Richard Bergeron ne remet pas en cause le «bien-fondé» du projet de la gare Viger mais il dit que «Gérald Tremblay a abdiqué ses responsabilités et pervertit les processus». Il critique le fait que la vente à été réalisée de gré à gré et non pas par appel public de propositions, comme cela a été fait dans le cas des terrains de la place d'Armes et de la station de métro Rosemont.

«Si Projet Montréal remporte les prochaines élections, l'appel public de propositions sera obligatoire, dit-il. Gérald Tremblay connaît les règles, alors pourquoi changent-elles quand c'est un autre calibre d'investisseurs?»

M. Bergeron dit à ce propos que les investisseurs de la gare Viger sont très fortunés : il s'agit, dit-il, de Philippe De Gaspé-Beaubien, l'ancien patron de Télémédia, et du Néerlandais Richard Homburg. Il ajoute que ceux qui font avancer le projet, «Philip O'Brien, Cameron Charlebois et Pierre Ouellet sont au coeur de tous les réseaux montréalais : aucune porte ne leur est fermée».

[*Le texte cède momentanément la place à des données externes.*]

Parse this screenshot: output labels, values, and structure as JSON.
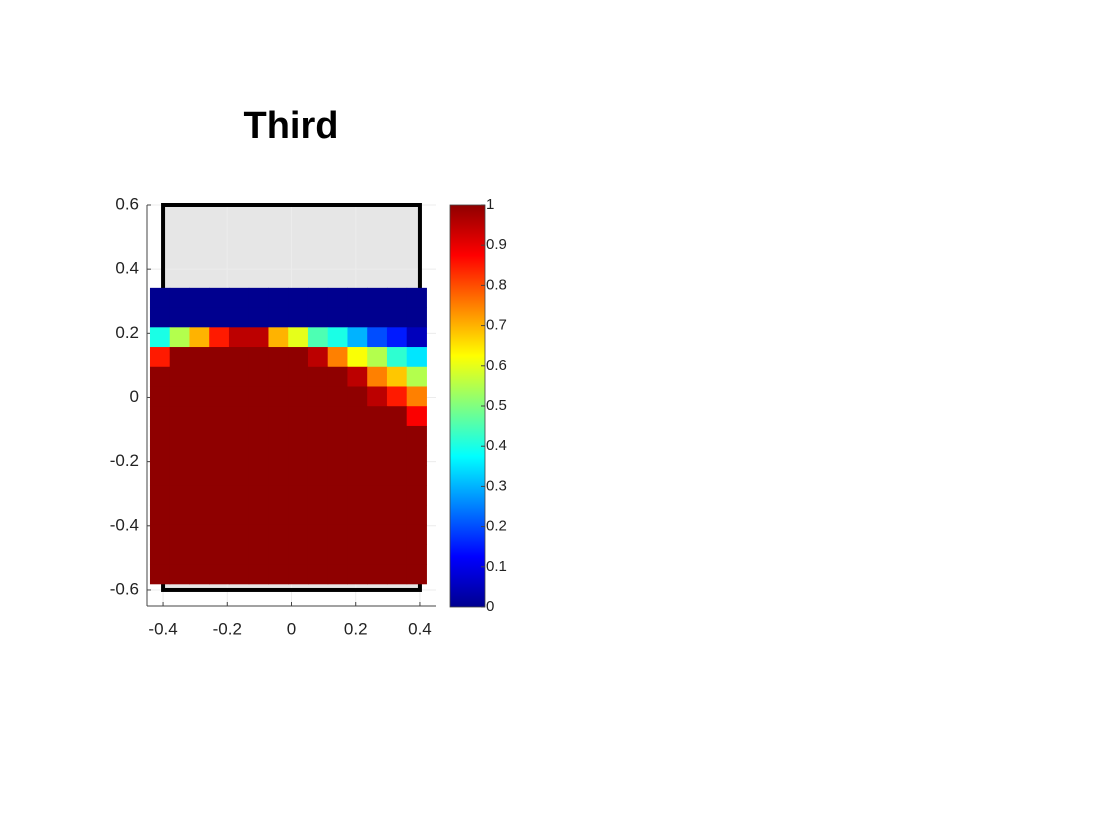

M. Bergeron dit que le projet de la gare Viger est un «dossier politique». «L'immobilisme et l'à-plat-ventrisme de Gérald Tremblay sont en cause, dit-il. Au pire, il s'agit d'une volonté consciente et délibérée de l'administration Tremblay d'avantager certains réseaux. Je tiens à ce que les citoyens le sachent.»

Pour André Lavallée, membre du comité exécutif de Montréal et membre du parti du maire Tremblay, Union Montréal, l'analyse de M. Bergeron est incomplète. «La décision de mettre en vente Viger a été prise en l'an 2000 par le conseil municipal, donc par l'administration précédente, et cela a suivi une longue période de discussions, dit-il. C'est un site qui contient des contraintes majeures notamment par rapport à l'édifice exceptionnel qui nécessite des rénovations. On ne peut comparer avec le terrain vacant du métro Rosemont, par exemple.»

Mais alors, si le terrain de la gare Viger n'avait pas comporté l'édifice ou si on l'avait détruit, aurait-on vendu ce terrain plus cher? «On peut penser que la valeur marchande aurait été différente», a répondu M. Lavallée.

André Lavallée se questionne sur la raison pour laquelle M. Bergeron se préoccupe du prix de vente de la gare Viger «huit ans après» la décision de la vendre. «On dirait qu'il veut se démarquer de l'administration Tremblay et de M. (Benoit) Labonté. Est-ce parce qu'il a des difficultés dans son propre parti?»